Meijer Expands Commitment to Great Lakes Cleanup Effort

GRAND RAPIDS, Michigan – Meijer announced Monday that it is expanding its partnership with the Council of the Great Lakes Region to clean up Midwest beaches and waterways.

Since 2022, the retailer has donated more than $1.5 million to the Council of the Great Lakes Region Foundation to expand deployment of two types of innovative litter capture and cleanup technologies, the BeBot and Pixie Drone, as part of the council’s Great Lakes Plastic Cleanup Program.

Meijer kickstarted its participation in the council’s cleanup program last year with a $1 million donation and the support of pilot testing of the BeBot and Pixie Drone at Pere Marquette Beach and a nearby marina in Muskegon, Michigan, by the Annis Water Resources Institute at Grand Valley State University. The efforts resulted in the collection of 6,130 items, including thousands of plastic fragments, cigarette butts, foam pieces and plastic fibers.

This year, the devices will be deployed to 18 different locations in Michigan, Ohio and Wisconsin. Meijer and the Council of the Great Lakes Region will lead the cleanup projects at the local level, working with community, state and environmental NGO partners, including the Ohio, Michigan and Wisconsin Sea Grant organizations and Grand Valley State University. Each project will collect, sort, weigh and itemize waste materials to better inform and educate the public, regional companies and policymakers.

“It’s a privilege to live near the Great Lakes, and it’s one we don’t take for granted, which is why we’re continuing to take steps to protect them,” said Erik Petrovskis, director of Environmental Compliance and Sustainability at Meijer. “Meijer was the first retailer to support the innovative technology in the Great Lakes last year, and thanks to our ongoing relationship with the Council of the Great Lakes Region and local NGO partners, we’re able to expand our hands-on efforts to ensure their viability for generations to come.”

The BeBot is an eco-friendly and remote-controlled electric (solar and battery powered) beach cleaning robot that mechanically sifts sand, rakes seaweed and levels sandy areas to remove plastic waste and other debris without harming the local environment. It cleans 32,000 square feet per hour and collects plastic litter and other waste – bottles, cans, food wrappers and cigarette butts – in a basket for disposal and recycling.

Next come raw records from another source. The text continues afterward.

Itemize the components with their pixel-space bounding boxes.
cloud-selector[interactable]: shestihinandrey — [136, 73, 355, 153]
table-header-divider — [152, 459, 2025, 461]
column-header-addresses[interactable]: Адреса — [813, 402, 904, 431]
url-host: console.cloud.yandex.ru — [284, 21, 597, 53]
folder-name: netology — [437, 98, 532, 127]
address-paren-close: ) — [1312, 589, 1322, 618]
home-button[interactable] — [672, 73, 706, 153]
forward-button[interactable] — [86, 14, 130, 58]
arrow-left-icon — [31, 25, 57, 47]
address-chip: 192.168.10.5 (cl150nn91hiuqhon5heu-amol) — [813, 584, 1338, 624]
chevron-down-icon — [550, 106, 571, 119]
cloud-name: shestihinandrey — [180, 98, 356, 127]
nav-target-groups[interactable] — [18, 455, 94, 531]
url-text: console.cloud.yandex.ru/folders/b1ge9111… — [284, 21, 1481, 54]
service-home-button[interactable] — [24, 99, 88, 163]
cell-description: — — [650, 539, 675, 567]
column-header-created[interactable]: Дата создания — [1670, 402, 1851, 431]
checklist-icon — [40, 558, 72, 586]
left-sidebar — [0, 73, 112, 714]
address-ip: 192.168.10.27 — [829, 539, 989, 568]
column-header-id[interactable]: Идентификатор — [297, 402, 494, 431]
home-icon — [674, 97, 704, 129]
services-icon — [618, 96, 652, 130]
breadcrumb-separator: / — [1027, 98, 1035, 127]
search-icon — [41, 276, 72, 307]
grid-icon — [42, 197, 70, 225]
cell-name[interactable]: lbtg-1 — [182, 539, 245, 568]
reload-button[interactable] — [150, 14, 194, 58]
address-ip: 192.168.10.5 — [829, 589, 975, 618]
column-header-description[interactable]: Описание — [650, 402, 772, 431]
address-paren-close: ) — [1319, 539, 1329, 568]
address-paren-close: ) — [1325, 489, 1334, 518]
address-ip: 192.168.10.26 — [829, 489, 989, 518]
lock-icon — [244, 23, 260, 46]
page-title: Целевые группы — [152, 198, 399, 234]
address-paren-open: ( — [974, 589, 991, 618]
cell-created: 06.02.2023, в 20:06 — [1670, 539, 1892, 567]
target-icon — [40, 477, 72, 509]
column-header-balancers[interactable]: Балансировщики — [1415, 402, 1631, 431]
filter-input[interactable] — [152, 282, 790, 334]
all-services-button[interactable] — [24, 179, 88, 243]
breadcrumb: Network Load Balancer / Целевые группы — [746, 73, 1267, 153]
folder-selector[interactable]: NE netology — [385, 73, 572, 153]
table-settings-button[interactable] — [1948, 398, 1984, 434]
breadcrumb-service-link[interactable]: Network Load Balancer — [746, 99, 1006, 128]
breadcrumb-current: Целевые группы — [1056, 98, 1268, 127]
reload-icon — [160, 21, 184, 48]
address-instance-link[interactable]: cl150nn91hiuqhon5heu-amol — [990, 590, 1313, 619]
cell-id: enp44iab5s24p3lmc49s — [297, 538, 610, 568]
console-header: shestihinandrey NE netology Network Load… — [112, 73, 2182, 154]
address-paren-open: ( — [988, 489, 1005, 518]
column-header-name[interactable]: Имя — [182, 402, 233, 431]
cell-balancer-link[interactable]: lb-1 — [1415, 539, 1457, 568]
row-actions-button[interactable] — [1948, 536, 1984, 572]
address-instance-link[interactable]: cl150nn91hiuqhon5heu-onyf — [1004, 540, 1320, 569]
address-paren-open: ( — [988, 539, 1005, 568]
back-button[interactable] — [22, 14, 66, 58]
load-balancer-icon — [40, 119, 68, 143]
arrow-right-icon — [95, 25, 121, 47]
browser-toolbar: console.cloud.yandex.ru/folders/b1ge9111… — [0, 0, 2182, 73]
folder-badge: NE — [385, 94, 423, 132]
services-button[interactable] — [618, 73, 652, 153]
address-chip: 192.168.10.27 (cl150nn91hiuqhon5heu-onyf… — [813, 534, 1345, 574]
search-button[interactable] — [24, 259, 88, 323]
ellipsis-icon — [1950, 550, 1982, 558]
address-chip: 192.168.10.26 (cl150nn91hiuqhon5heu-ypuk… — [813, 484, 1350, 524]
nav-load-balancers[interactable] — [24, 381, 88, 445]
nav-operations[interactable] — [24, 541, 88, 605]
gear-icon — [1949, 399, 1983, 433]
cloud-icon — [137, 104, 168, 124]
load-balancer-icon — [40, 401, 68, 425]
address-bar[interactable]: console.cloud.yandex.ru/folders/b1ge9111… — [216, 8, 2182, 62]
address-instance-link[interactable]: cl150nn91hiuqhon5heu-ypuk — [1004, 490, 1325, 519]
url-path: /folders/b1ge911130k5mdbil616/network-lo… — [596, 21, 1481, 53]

The Pixie Drone is a floating eco-friendly and remote-controlled water drone that navigates through marinas and other waterways to collect waste – organic, plastic, glass, metal, paper and rubber – and water data such as temperature, pH, salinity, turbidity and dissolved oxygen. It can collect up to 200 pounds of material per use and can be operated in salt, fresh and brackish waters.

“These lakes represent a fifth of the world’s surface freshwater, and our partnership with CGLR has already contributed to their conservation,” Petrovskis said. “But there is more work to be done, and these innovative technologies will help in that effort.”

Pictured at top: The BeBot beach cleaning robot is seen in this image captured from video. (Vimeo | Meijer)

Published by The Business Journal, Youngstown, Ohio.